China / Society

Cafe name leaves bitter aftertaste

By XU JUNQIAN (chinadaily.com.cn) Updated: 2012-09-24 21:17

US coffee giant Starbucks has been forced to change the name of its newly opened cafe in Hangzhou, Zhejiang province, after the name - suggesting it is close to a famous Buddhist temple - sparked a controversy online.

On Sept 21, Starbucks announced online that its latest store, the Hangzhou Lingyin Temple Cafe, would open the next day.

It soon invited a wide range of criticism and questioning online, with many netizens believing that the smell of aromatic coffee served by the modern Western cafe mixed with the burning incense from the nearby Lingyin Temple could fill the century-old Buddhist site with "the stink of money".

The temple currently charges 75 yuan ($11.90) per person for entry.

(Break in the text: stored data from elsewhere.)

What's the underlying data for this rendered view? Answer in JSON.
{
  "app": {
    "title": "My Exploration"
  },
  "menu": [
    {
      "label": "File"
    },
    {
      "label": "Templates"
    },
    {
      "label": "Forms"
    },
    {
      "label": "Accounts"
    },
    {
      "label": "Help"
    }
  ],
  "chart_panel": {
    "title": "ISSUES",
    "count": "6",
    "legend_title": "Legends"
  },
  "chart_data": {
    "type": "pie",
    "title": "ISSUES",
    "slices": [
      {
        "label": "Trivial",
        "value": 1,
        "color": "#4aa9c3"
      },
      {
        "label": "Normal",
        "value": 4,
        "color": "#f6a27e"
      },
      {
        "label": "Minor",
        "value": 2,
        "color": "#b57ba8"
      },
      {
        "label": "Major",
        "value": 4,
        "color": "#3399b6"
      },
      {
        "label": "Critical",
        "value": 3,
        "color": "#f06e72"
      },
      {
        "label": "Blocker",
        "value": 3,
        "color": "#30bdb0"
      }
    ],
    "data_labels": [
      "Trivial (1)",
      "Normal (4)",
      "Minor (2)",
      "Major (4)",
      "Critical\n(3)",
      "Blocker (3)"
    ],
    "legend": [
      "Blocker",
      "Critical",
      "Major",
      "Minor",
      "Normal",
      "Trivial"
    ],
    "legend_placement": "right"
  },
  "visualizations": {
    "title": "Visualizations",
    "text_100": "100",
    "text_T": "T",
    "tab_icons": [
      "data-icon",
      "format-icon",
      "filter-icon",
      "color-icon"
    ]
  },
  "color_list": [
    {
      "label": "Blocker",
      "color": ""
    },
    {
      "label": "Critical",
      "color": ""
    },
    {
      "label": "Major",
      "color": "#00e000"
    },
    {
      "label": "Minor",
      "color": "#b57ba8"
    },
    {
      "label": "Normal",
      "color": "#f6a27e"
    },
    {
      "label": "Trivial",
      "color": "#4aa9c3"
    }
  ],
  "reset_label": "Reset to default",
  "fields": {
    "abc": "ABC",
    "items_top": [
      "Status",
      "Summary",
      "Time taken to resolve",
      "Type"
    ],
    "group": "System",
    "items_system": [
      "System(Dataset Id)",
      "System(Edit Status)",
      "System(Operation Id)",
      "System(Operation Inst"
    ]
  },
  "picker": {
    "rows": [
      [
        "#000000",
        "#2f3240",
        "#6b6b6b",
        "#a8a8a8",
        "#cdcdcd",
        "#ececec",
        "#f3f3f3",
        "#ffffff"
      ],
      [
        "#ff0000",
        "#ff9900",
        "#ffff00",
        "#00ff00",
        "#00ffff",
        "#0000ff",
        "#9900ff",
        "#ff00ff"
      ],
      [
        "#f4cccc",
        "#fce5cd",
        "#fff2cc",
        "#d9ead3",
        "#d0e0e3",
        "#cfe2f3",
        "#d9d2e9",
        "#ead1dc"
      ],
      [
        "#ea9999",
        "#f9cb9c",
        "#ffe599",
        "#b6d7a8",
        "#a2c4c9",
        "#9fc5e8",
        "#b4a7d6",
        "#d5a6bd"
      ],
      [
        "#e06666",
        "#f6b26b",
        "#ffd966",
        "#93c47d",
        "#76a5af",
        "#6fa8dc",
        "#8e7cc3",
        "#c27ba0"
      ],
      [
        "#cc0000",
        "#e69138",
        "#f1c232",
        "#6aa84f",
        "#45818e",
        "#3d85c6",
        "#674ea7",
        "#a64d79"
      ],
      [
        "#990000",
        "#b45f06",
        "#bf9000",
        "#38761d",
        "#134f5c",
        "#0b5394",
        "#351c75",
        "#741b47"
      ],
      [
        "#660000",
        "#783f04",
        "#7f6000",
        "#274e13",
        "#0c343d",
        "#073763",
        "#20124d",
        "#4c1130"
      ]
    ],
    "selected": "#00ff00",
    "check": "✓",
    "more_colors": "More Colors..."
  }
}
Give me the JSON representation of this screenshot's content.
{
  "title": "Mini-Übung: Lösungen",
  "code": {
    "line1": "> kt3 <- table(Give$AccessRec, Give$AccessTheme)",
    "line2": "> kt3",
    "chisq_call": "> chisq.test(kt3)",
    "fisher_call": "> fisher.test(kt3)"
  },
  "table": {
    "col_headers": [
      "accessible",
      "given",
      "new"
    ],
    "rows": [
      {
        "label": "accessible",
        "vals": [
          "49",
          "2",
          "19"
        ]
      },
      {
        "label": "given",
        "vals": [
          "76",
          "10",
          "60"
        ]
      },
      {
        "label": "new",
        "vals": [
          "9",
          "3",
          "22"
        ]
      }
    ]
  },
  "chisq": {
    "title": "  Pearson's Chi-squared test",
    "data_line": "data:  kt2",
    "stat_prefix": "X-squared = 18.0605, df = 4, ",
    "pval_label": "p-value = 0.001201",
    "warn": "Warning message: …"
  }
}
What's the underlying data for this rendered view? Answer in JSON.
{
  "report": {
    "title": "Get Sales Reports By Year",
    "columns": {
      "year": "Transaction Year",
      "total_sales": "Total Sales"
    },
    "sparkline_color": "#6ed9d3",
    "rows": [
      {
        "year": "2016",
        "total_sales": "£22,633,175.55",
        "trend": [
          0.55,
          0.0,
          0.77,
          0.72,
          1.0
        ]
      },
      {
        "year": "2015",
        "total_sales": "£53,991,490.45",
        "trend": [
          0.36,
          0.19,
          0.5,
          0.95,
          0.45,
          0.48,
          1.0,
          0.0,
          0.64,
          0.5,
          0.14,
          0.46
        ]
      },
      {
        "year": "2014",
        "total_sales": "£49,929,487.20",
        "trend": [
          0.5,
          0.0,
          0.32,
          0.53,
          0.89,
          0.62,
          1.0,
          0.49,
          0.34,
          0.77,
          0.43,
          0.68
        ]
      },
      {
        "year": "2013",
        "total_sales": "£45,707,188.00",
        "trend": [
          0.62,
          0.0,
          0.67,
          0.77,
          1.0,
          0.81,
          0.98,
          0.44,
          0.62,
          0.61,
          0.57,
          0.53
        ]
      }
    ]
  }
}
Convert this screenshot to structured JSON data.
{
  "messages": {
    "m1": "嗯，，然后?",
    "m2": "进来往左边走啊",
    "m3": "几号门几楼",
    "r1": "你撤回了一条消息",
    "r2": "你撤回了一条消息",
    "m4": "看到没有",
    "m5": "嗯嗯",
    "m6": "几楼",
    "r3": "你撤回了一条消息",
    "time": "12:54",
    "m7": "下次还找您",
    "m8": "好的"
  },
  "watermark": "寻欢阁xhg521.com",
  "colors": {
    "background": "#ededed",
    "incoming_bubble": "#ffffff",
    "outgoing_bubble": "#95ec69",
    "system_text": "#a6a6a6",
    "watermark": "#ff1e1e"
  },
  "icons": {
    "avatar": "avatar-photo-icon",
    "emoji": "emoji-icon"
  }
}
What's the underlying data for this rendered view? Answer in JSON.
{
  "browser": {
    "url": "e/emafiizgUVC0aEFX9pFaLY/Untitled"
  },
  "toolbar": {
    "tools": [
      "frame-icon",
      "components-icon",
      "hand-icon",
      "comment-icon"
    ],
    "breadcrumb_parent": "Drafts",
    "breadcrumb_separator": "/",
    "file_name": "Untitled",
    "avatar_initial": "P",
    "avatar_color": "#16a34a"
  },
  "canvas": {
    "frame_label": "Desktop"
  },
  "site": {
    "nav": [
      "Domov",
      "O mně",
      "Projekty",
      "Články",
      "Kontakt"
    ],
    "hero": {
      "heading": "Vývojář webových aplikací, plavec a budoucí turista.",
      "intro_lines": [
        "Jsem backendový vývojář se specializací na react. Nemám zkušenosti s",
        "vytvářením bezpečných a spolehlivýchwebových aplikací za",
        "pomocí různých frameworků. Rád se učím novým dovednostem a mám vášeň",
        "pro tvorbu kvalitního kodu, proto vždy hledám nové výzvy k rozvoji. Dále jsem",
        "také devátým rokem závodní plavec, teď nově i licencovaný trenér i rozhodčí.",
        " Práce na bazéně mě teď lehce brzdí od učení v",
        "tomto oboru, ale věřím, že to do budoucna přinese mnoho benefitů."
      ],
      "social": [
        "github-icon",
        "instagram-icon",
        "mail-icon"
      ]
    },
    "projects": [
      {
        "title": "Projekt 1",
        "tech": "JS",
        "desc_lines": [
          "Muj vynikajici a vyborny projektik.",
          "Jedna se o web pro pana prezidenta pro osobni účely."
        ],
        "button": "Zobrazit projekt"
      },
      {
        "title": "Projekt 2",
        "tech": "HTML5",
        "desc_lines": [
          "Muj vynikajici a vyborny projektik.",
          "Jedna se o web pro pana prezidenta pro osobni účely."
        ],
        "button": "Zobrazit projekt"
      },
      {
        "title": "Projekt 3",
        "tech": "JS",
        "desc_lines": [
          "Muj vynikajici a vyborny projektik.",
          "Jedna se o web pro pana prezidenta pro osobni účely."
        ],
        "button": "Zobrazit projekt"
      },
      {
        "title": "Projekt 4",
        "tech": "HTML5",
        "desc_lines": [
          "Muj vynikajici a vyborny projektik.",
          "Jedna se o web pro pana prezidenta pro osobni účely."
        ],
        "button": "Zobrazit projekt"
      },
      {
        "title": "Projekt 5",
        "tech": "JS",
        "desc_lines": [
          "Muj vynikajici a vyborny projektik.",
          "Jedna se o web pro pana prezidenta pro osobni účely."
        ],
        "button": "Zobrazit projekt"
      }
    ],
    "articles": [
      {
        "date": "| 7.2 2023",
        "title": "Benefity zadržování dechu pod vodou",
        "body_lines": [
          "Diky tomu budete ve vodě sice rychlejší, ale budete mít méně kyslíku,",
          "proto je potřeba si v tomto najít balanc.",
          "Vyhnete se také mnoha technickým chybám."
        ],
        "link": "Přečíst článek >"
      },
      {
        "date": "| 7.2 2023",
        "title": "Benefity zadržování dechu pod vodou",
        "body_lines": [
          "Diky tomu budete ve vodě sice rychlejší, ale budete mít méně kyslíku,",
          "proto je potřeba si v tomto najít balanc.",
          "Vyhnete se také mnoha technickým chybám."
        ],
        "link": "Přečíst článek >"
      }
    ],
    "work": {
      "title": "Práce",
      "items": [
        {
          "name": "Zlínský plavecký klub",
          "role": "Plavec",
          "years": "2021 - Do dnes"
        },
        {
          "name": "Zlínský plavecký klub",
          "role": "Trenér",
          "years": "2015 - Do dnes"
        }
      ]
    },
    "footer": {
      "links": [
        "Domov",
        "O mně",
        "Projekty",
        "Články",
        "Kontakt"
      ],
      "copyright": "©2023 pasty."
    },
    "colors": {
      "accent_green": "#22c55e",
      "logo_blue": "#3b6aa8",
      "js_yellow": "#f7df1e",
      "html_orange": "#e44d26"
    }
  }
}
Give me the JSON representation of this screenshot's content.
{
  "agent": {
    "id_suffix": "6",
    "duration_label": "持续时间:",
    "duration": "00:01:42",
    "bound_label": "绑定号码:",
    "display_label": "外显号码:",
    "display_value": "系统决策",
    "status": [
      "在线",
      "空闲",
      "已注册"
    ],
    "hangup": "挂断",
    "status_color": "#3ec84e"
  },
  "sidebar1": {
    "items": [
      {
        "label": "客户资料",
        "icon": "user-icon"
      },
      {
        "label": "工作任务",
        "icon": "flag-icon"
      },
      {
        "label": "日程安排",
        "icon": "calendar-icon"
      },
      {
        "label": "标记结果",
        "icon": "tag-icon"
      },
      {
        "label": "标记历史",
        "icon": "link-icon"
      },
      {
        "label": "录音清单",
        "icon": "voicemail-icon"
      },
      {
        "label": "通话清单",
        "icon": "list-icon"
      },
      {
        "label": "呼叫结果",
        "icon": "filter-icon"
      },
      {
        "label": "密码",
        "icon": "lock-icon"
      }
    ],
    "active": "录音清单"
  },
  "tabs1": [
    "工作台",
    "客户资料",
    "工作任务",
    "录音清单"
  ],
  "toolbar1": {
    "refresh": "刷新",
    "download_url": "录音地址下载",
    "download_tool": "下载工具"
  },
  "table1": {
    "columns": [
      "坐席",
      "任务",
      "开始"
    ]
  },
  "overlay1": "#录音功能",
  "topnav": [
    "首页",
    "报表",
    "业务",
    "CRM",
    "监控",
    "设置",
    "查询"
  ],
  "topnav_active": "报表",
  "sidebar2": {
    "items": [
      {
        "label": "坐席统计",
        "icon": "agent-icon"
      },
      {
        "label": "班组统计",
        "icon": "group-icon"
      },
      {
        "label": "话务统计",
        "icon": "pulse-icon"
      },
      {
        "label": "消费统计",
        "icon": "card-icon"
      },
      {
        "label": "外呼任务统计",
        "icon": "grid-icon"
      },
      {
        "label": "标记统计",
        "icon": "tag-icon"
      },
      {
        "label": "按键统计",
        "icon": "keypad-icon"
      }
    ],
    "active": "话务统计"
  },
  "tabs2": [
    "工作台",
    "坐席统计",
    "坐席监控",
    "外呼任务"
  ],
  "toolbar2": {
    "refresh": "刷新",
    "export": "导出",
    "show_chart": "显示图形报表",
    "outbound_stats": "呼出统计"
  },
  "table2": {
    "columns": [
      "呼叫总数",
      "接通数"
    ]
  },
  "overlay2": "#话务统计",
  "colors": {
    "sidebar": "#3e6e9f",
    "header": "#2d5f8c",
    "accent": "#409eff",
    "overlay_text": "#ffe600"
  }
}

The administration office of the Lingyin Scenic Area warned Starbucks on Sunday against using "Lingyin Temple" in the name of the new cafe because it is situated one kilometer away from the temple and not inside it, according to Hangzhou-based Qianjiang Evening News.

It was renamed the "Lingyin Scenic Area Cafe".

The area also features fast food restaurants like KFC, supermarkets and a shopping center, which make up the "service facility zone" of the city's most popular historical site.

In 2007, a Starbucks cafe in the Forbidden City in Beijing was closed after an anchorman from State television CCTV wrote in his blog that a cafe in a historical Chinese site was "trampling" on Chinese culture, stirring widespread support online.